What boggles my mind about some of the reactions in the general media and on my Facebook thread is the sheer judgmentalism of the negative responses. For many of Pence’s critics, there is virtually no sexual practice worthy of censure. But taking cautious measures to respect the sanctity of marriage? That’s SHARIAH LAW!
Not long ago, there was enough of a sense of common ground in our culture that even the very worldy-minded respected earnest believers for their convictions. For 50 plus years Billy Graham has been at the top, or near the top, of the list of the most admired men in America. Unlike many prominent evangelists, there has never been a whiff of scandal in his ministry, whether of a financial or sexual sort. And that’s no accident – Graham has taken serious measures to keep himself out of the very possibility of scandal, such as not being alone with women other than his wife (many people even call this the “Billy Graham rule”). Such scrupulous avoidance of temptation used to garner respect from the broader culture.
But that culture is slipping away. Why?
Undoubtedly part of the reaction against Pence is motivated by vulgar partisan politics. He’s a Republican, he’s Trump’s VP, so therefore anything he does is cause for criticism by the reactionary far Left. The far Right has its reactionaries as well who responded to President Obama much the same way. The current 24/7 news cycle feeds this relentless partisanship. As a #nevertrump conservative, I don’t have a lot of good to say about the current administration, either, but that is really immaterial to the principles at play in this case.
The other force at work here is the universal acid of identity politics. Every issue (especially for those on the Left) is now measured primarily in terms of sex, race, or sexual orientation. Is there a legitimate concern that women could be left out of opportunities by a policy like Pence follows? Of course – several of my friends raised reasonable concerns. But does this automatically mean that the policy is inherently sexist? Not according to the professional women who responded favorably to it on my thread.
But to those who are locked in the paradigm of identity politics, this policy can only be sexist. There can be no room for respect of conscience, no place for compromise. And certainly not the slightest admiration for conscientious scruples that are different from the dictates of identity politics. According to this ideology, it doesn’t matter that divorce is epidemic. That adultery is rampant. That pornography is ubiquitous. That sexual scandals engulf politicians (and preachers) on a regular basis. No, what is REALLY offensive is that someone seeking careful boundaries for their marriage MAY be guilty of limiting opportunities for women. THAT is the unpardonable sin.
Identity politics is not under the sole proprietorship of the Left. The Right has its version as well (the alt-right, white nationalist sort).
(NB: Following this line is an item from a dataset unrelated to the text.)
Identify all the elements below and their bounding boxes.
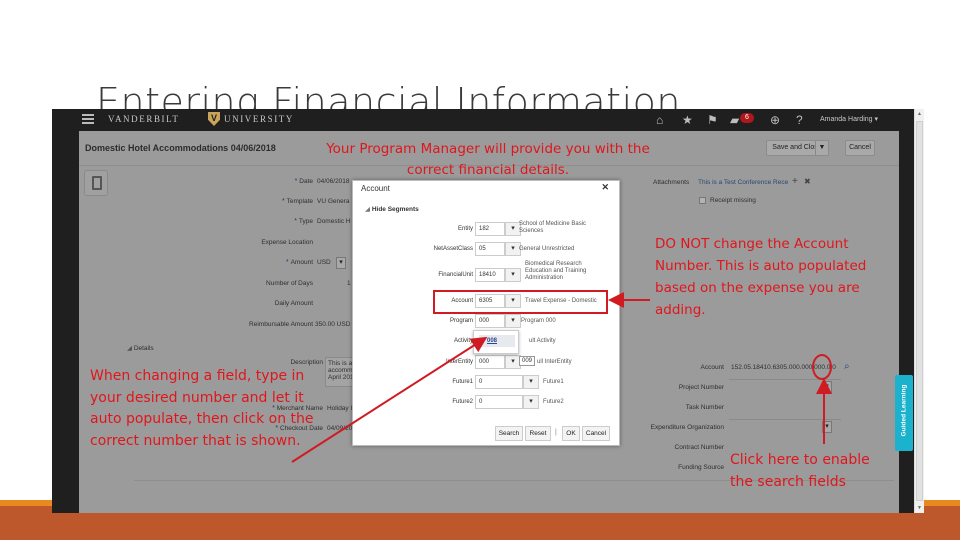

And once the two extremes realize how much they have in common (like general disregard for religious freedom of conscience), this madness will only accelerate.
In the meantime, I feel that I should conclude my observations on this subject with some lines from Rod Dreher’s fantastic new book, The Benedict Option. I fear that some who read this post may go away from it with the wrong perspective on the Christian view of sexuality. The “Billy Graham rule” is a very narrow slice of a much bigger and more beautiful story. As Dreher writes,
To reduce Christian teaching about sex and marriage to bare, boring, thou-shalt-not moralism is a travesty and a failure of imagination (p. 209).
Instead, “when a man allows his desire for God to condition all his other loves,”
This is love as a glorious cosmic drama, transcending time and space, in which each individual joins with the eternal dance, sharing in “the love that moves the Sun and all the other stars” (p. 209)
That love is worth cherishing and guarding.